Another DCLG Sheridan Spin Fail – Granny Flat Divisions arn’t charged council tax – Tax Subsidy for Nanny Flats and Sheds in Beds

The furious spinning this morning over the help towards ‘Granny Annexes’ seemed to have instantly dissembled.

Local Governments have been stating that both internal subdivisions and self contained annexes to form ‘granny annexes’ – if ‘occupied by completely dependant relatives over the age of 65’ have not been separately charged council tax since 1997, even if they are empty.  So precisely which problem is this trying to solve? Self contained annexes are valued separately but not charged if occupied by an elderly relative as above.  If then they are not separately valued it will benefit those with elderly relatives not a penny.  Not a granny flat tax break then then but a tax break for ‘nanny flats’ and even ‘sheds with beds’ type conversions of rear outbuildings etc.  by people claiming they are ‘relatives’ which they always do anyway to argue that the subdivision or annex/outbuilding is not development or permitted development anyway.

And also as we stated earlier subdivision to form accommodation for the same member of the household wont normally need separate planning consent.  to be more specific in it remains in the same planning unit sharing the same access, parking area etc, separate self contained access will require consent (UCO 1987 Article 4).  The following advice from one district sums up the issue well

The use of existing rooms within a dwellinghouse for the purpose of accommodating a dependent relative or member of domestic staff would not normally require any form of planning permission. However the person using the annex should be clearly associated with the occupants of the principal dwelling house e.g. dependent relative or domestic staff working for the residents of the principal dwelling. Planning Permission will be required to create a separate flat with an independent entrance, which could either be let or sold separately to the principal dwelling as this would constitute the creation of a new habitable dwelling irrespective of who is occupying it. Such a separate use of accommodation would be considered as “primary residential accommodation” and as such, would require planning permission.

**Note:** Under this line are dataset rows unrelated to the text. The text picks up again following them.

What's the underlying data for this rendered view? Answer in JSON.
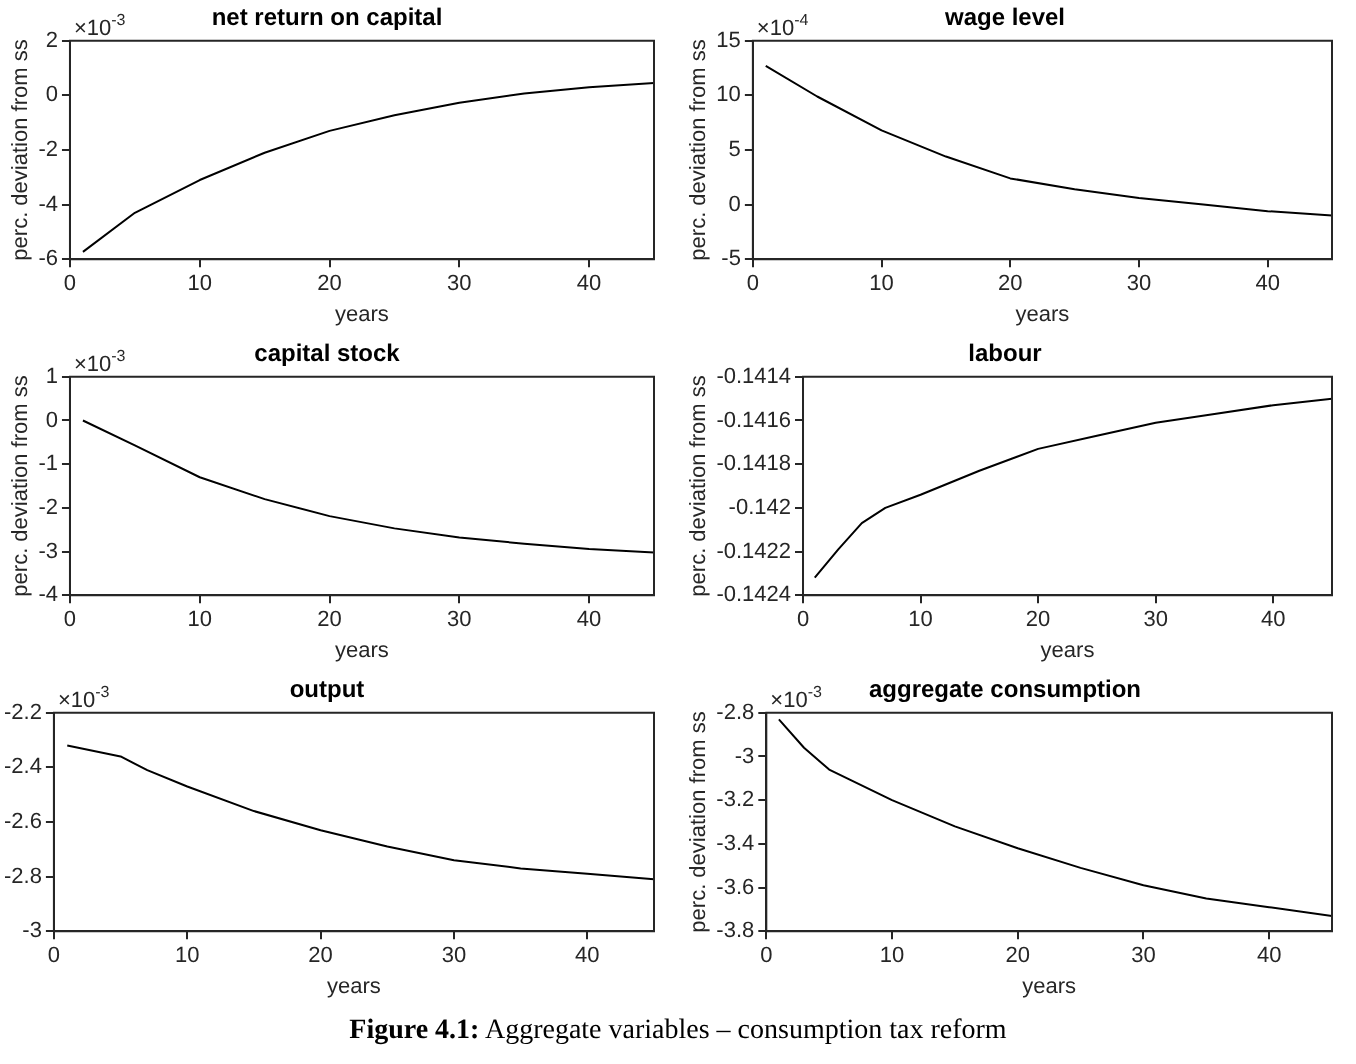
{
  "chart_data": [
    {
      "type": "line",
      "title": "net return on capital",
      "xlabel": "years",
      "ylabel": "perc. deviation from ss",
      "annotations": [
        "×10$^{-3}$"
      ],
      "xlim": [
        0,
        45
      ],
      "xticks": [
        0,
        10,
        20,
        30,
        40
      ],
      "ylim": [
        -6,
        2
      ],
      "yticks": [
        -6,
        -4,
        -2,
        0,
        2
      ],
      "x": [
        1,
        5,
        10,
        15,
        20,
        25,
        30,
        35,
        40,
        45
      ],
      "series": [
        {
          "color": "#000000",
          "values": [
            -5.73,
            -4.3,
            -3.1,
            -2.1,
            -1.3,
            -0.73,
            -0.27,
            0.07,
            0.3,
            0.45
          ]
        }
      ]
    },
    {
      "type": "line",
      "title": "wage level",
      "xlabel": "years",
      "ylabel": "perc. deviation from ss",
      "annotations": [
        "×10$^{-4}$"
      ],
      "xlim": [
        0,
        45
      ],
      "xticks": [
        0,
        10,
        20,
        30,
        40
      ],
      "ylim": [
        -5,
        15
      ],
      "yticks": [
        -5,
        0,
        5,
        10,
        15
      ],
      "x": [
        1,
        5,
        10,
        15,
        20,
        25,
        30,
        35,
        40,
        45
      ],
      "series": [
        {
          "color": "#000000",
          "values": [
            12.7,
            9.9,
            6.8,
            4.4,
            2.4,
            1.4,
            0.6,
            0,
            -0.6,
            -1.0
          ]
        }
      ]
    },
    {
      "type": "line",
      "title": "capital stock",
      "xlabel": "years",
      "ylabel": "perc. deviation from ss",
      "annotations": [
        "×10$^{-3}$"
      ],
      "xlim": [
        0,
        45
      ],
      "xticks": [
        0,
        10,
        20,
        30,
        40
      ],
      "ylim": [
        -4,
        1
      ],
      "yticks": [
        -4,
        -3,
        -2,
        -1,
        0,
        1
      ],
      "x": [
        1,
        5,
        10,
        15,
        20,
        25,
        30,
        35,
        40,
        45
      ],
      "series": [
        {
          "color": "#000000",
          "values": [
            0,
            -0.57,
            -1.3,
            -1.8,
            -2.19,
            -2.47,
            -2.68,
            -2.82,
            -2.94,
            -3.02
          ]
        }
      ]
    },
    {
      "type": "line",
      "title": "labour",
      "xlabel": "years",
      "ylabel": "perc. deviation from ss",
      "xlim": [
        0,
        45
      ],
      "xticks": [
        0,
        10,
        20,
        30,
        40
      ],
      "ylim": [
        -0.1424,
        -0.1414
      ],
      "yticks": [
        -0.1424,
        -0.1422,
        -0.142,
        -0.1418,
        -0.1416,
        -0.1414
      ],
      "x": [
        1,
        3,
        5,
        7,
        10,
        15,
        20,
        25,
        30,
        35,
        40,
        45
      ],
      "series": [
        {
          "color": "#000000",
          "values": [
            -0.14232,
            -0.14219,
            -0.14207,
            -0.142,
            -0.14194,
            -0.14183,
            -0.14173,
            -0.14167,
            -0.14161,
            -0.14157,
            -0.14153,
            -0.1415
          ]
        }
      ]
    },
    {
      "type": "line",
      "title": "output",
      "xlabel": "years",
      "annotations": [
        "×10$^{-3}$"
      ],
      "xlim": [
        0,
        45
      ],
      "xticks": [
        0,
        10,
        20,
        30,
        40
      ],
      "ylim": [
        -3,
        -2.2
      ],
      "yticks": [
        -3,
        -2.8,
        -2.6,
        -2.4,
        -2.2
      ],
      "x": [
        1,
        5,
        7,
        10,
        15,
        20,
        25,
        30,
        35,
        40,
        45
      ],
      "series": [
        {
          "color": "#000000",
          "values": [
            -2.32,
            -2.36,
            -2.41,
            -2.47,
            -2.56,
            -2.63,
            -2.69,
            -2.74,
            -2.77,
            -2.79,
            -2.81
          ]
        }
      ]
    },
    {
      "type": "line",
      "title": "aggregate consumption",
      "xlabel": "years",
      "ylabel": "perc. deviation from ss",
      "annotations": [
        "×10$^{-3}$"
      ],
      "xlim": [
        0,
        45
      ],
      "xticks": [
        0,
        10,
        20,
        30,
        40
      ],
      "ylim": [
        -3.8,
        -2.8
      ],
      "yticks": [
        -3.8,
        -3.6,
        -3.4,
        -3.2,
        -3,
        -2.8
      ],
      "x": [
        1,
        3,
        5,
        10,
        15,
        20,
        25,
        30,
        35,
        40,
        45
      ],
      "series": [
        {
          "color": "#000000",
          "values": [
            -2.83,
            -2.96,
            -3.06,
            -3.2,
            -3.32,
            -3.42,
            -3.51,
            -3.59,
            -3.65,
            -3.69,
            -3.73
          ]
        }
      ]
    },
    {
      "type": "other",
      "annotations": [
        "Figure 4.1: Aggregate variables – consumption tax reform"
      ]
    }
  ]
}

The key caselaw is Uttlesford D.C v SSE & RJ Whitw 1992 which established that it is not necessary for a relative of the occupier of the main dwellinghouse in order to maintain additional living accommodation in the same planning unit.

In a case regarding the use of outbuildings as a separate dwelling an inspector taking note of the Uttlesford case and was satisfied that occupation by the two sons of the residents of the main house maintained the planning unit (Epping Forest DCS 11/11/94 DCS No.O55-153-386)

Furthermore conditions which prevent certain rooms in a dwelling being used for living or sleeping accommodation what been found unreasonable (Rochford D.C 12/4/2000 DCS No )41-271-352.

So it will only require PP when it is a separate dwelling forming a seperate planning unit.  Bizarrely the changes would make it far easier to create ‘sheds with beds’ type units or ‘nanny annexes’.

Yet another example of an embarrassing cock up of spin by DCLG through not doing simple fact checking or checking how changes ‘join up’ across a department head (with associated quiffs) must roll.